Let me summarize the challenge. At the moment we have a dialogue of the deaf between private sector economists and some treasury officials on the one hand and those interested in inclusive development on the other. The private sector economists and treasury technocrats assume that anyone who does not hold their view has to be an economic populist. They implicitly assume that their critics are simply irrational and irresponsible individuals who have no understanding of modern economic management. What they have forgotten is that there is a huge debate in serious economic circles about these matters and economists – some with Nobel Laureate credentials – hold different views in this regard. On the other hand, those interested in the development agenda often present their arguments in ways that suggest issues of sustainable debt management are not important.
They often implicitly deny the importance of maintaining manageable inflation levels. But as all of us implicitly know this debate should not be organized in such polarized terms. The options are not simply between neoliberal economics and macro-economic populism. There is multiple reasonable options in-between. Which one of these is relevant to our needs at this historical moment, and around which we can arrive at some economic consensus is the central issue we need to figure out.

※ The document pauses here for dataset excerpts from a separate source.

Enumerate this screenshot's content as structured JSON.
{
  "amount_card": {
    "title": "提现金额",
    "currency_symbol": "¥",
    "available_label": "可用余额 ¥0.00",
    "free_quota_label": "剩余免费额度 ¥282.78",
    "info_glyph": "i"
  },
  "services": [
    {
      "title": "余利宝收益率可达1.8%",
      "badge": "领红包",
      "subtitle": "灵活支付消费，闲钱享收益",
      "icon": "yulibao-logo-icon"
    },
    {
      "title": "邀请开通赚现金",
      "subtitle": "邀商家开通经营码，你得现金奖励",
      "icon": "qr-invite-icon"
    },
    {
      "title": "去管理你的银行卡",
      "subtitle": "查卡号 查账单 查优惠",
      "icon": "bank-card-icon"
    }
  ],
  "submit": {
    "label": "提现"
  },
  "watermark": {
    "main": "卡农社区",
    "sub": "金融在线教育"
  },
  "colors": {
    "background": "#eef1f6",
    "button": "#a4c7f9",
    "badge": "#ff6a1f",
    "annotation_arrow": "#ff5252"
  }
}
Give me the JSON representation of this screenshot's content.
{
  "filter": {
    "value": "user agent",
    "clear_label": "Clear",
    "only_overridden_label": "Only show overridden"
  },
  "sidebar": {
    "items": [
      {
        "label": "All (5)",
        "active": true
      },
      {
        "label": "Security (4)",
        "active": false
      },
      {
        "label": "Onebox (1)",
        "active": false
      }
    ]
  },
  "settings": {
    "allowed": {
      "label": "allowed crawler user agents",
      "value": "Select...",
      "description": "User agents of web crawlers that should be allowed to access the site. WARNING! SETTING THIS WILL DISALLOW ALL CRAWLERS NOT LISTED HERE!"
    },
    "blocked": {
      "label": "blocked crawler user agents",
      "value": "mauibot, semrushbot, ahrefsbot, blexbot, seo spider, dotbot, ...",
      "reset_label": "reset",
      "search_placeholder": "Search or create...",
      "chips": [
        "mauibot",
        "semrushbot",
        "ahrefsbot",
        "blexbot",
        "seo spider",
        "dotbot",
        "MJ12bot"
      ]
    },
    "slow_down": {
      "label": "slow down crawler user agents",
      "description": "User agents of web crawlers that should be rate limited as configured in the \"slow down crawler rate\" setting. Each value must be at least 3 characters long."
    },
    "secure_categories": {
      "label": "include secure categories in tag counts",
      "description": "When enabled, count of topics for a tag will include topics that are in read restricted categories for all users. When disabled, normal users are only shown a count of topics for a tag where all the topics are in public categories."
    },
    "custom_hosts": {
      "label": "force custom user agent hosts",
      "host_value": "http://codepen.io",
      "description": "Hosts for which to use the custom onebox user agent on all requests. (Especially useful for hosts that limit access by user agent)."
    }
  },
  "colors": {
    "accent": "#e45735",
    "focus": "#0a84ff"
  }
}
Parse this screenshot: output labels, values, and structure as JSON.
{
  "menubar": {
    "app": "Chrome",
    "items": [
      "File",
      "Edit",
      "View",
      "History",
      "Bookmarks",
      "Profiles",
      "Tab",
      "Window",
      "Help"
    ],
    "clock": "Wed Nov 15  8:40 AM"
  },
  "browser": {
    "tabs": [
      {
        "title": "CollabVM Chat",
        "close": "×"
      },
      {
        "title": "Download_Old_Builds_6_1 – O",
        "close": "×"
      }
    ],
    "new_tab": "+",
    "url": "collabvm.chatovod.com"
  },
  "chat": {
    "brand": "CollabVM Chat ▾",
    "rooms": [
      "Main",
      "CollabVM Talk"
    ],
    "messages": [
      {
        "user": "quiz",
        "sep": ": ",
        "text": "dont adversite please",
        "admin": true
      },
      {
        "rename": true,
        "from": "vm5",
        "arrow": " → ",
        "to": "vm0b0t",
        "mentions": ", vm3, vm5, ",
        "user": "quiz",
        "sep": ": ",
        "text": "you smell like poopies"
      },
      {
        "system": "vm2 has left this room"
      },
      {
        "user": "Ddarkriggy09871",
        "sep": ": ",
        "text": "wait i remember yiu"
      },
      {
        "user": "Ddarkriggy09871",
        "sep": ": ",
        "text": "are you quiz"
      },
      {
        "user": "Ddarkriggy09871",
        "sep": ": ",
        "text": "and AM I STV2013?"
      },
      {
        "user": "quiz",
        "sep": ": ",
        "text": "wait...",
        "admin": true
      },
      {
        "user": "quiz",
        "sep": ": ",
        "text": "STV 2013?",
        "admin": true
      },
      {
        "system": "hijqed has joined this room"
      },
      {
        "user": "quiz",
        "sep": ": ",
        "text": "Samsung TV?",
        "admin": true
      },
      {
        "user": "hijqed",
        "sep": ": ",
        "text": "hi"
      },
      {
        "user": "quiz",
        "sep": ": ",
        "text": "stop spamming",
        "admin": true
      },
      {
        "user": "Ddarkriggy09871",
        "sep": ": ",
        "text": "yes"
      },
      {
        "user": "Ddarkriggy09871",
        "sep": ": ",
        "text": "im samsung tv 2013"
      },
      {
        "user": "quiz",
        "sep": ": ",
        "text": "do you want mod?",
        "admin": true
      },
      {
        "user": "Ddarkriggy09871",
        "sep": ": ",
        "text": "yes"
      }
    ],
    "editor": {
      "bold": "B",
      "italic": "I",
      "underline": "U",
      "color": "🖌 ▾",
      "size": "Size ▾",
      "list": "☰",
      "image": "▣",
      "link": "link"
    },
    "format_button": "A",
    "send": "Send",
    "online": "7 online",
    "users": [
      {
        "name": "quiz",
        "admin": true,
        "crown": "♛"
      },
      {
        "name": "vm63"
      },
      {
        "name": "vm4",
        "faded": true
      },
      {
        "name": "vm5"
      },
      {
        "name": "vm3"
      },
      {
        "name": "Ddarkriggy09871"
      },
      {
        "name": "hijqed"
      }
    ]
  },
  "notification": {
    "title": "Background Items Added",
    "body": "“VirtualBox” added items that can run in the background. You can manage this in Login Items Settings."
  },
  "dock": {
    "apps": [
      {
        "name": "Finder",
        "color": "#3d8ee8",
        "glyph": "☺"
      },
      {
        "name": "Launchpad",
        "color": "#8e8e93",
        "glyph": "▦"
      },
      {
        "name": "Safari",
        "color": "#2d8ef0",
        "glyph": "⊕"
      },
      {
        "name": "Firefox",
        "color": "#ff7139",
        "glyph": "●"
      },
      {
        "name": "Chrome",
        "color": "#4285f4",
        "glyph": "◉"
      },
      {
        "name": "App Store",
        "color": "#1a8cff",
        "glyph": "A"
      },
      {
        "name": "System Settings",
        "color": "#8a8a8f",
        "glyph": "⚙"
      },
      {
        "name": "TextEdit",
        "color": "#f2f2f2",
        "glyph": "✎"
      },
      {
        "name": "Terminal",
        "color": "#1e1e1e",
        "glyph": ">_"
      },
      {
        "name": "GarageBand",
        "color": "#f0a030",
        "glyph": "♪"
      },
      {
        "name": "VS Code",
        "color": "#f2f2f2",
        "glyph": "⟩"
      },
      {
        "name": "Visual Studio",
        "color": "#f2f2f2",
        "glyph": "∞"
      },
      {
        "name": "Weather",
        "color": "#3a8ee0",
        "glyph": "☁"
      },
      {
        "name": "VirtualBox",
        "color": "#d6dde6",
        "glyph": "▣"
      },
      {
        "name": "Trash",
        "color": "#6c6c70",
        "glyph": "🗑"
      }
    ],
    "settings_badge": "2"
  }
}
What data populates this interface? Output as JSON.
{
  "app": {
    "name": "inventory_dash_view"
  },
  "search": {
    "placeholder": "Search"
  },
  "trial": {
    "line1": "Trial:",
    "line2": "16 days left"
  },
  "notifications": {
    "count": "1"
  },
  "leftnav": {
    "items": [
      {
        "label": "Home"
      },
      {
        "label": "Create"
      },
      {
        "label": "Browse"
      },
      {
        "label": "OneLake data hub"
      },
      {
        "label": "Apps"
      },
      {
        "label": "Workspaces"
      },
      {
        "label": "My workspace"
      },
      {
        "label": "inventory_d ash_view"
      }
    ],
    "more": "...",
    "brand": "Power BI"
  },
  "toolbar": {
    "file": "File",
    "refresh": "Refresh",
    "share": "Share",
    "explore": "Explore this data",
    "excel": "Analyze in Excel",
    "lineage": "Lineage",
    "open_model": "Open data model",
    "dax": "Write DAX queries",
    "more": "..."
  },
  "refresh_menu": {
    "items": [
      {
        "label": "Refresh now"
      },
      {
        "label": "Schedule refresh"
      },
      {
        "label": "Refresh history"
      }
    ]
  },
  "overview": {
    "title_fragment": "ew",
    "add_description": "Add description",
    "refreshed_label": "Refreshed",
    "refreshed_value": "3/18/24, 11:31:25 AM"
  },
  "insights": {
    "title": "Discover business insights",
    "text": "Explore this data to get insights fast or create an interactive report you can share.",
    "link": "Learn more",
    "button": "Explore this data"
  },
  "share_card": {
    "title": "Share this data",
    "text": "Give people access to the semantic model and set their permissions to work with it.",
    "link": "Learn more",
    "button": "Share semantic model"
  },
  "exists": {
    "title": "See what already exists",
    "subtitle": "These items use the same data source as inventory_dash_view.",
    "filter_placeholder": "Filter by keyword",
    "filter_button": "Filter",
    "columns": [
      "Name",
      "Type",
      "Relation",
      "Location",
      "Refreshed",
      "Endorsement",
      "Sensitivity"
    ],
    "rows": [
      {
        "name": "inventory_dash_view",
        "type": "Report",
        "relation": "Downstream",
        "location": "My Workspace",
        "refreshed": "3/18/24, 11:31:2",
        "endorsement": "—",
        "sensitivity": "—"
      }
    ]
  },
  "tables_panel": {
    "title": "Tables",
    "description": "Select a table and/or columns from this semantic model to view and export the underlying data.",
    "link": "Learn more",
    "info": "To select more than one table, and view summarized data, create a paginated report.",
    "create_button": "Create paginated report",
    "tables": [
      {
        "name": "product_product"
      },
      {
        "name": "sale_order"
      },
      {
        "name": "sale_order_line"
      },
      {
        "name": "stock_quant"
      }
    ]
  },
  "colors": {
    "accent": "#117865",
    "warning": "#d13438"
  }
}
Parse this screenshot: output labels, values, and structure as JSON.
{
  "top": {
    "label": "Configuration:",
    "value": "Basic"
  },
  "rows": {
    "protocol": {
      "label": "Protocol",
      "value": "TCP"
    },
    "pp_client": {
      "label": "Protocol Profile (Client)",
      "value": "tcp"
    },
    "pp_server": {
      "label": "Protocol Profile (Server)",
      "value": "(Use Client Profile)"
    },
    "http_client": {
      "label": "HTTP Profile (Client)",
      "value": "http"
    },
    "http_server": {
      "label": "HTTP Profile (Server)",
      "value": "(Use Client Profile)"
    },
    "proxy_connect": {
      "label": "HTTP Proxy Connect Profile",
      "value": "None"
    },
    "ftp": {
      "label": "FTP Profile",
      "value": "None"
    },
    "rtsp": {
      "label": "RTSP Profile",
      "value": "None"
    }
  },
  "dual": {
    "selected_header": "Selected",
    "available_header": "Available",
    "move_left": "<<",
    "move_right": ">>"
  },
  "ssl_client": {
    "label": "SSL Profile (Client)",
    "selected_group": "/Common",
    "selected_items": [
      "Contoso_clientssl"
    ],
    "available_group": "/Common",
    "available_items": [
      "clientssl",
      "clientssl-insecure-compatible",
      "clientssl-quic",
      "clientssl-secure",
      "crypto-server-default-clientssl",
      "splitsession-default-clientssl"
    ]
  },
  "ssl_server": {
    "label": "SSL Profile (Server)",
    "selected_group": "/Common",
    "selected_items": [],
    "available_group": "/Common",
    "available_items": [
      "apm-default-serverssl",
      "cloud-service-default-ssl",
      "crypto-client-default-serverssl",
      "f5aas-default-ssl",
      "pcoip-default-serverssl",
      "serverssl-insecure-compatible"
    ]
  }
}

Let me identify one element of the challenge in this regard. Gordhan, applauded by many private sector economists underscored the importance of fiscal sobriety in his speech so that we do not incur unsustainable levels of debt. This seems sensible. But here in lies the challenge. What does sustainability mean in the world of today? Why is a 3% – and not a 5% – deficit target important? Why is a public debt of 38% seen as reasonable but not a slightly higher figure? Bear in mind after all that all of the countries whose development we applaud, – Japan, South Korea, Malaysia, Taiwan, even Europe and the United States – all ran much higher budget deficits in their development phases. Just as importantly, note that one of our peers whose growth we constantly applaud – India – has one of the highest public debts among emerging economies at just over 71% of GDP. Japan –the third largest economy in the world – runs a public debt of 220%, and the US – the largest economy in the world – currently stands at 115%.
These figures are not listed to justify a higher public debt for South Africa. Rather the case being made is that we need to think through what a reasonable debt in today’s world is, and we should not simply assume definitions of reasonableness from a decade ago. I deliberately did not mention Greece and Europe when discussing debt levels because they have become the new bogeymen of fiscal irresponsibility. But higher public debt goes far beyond Greece, Italy, Ireland and Spain. We are in a different world, and what may be seen as reasonable now may be very different to what it was a decade ago. Reasonableness is of course a matter of perception defined in relation to others. It is silly to use definitions of reasonableness – an annual budget deficit at 3% of GDP for instance – without testing its relevance for today.
It is particularly dangerous to leave the definition of reasonableness to be determined either by ratings agencies or a few private sector economists who are not only often tied to corporate agendas with a short term economic focus, but who are also answerable to a small band of shareholders. Perhaps Treasury should do what it often does – bring together a group of Treasury officials, academic economists, union and business representatives to work out what are appropriate levels of debt in this new era that we find ourselves in. Driving a process that generates a consensual agreement in this regard would do much more for enabling the emergence of a social partnership than either pandering to or berating the corporate sector and the union movement.
Adam Habib is the deputy vice-chancellor: research, innovation and advancement, at the University of Johannesburg. He is presently on sabbatical at Oxford University.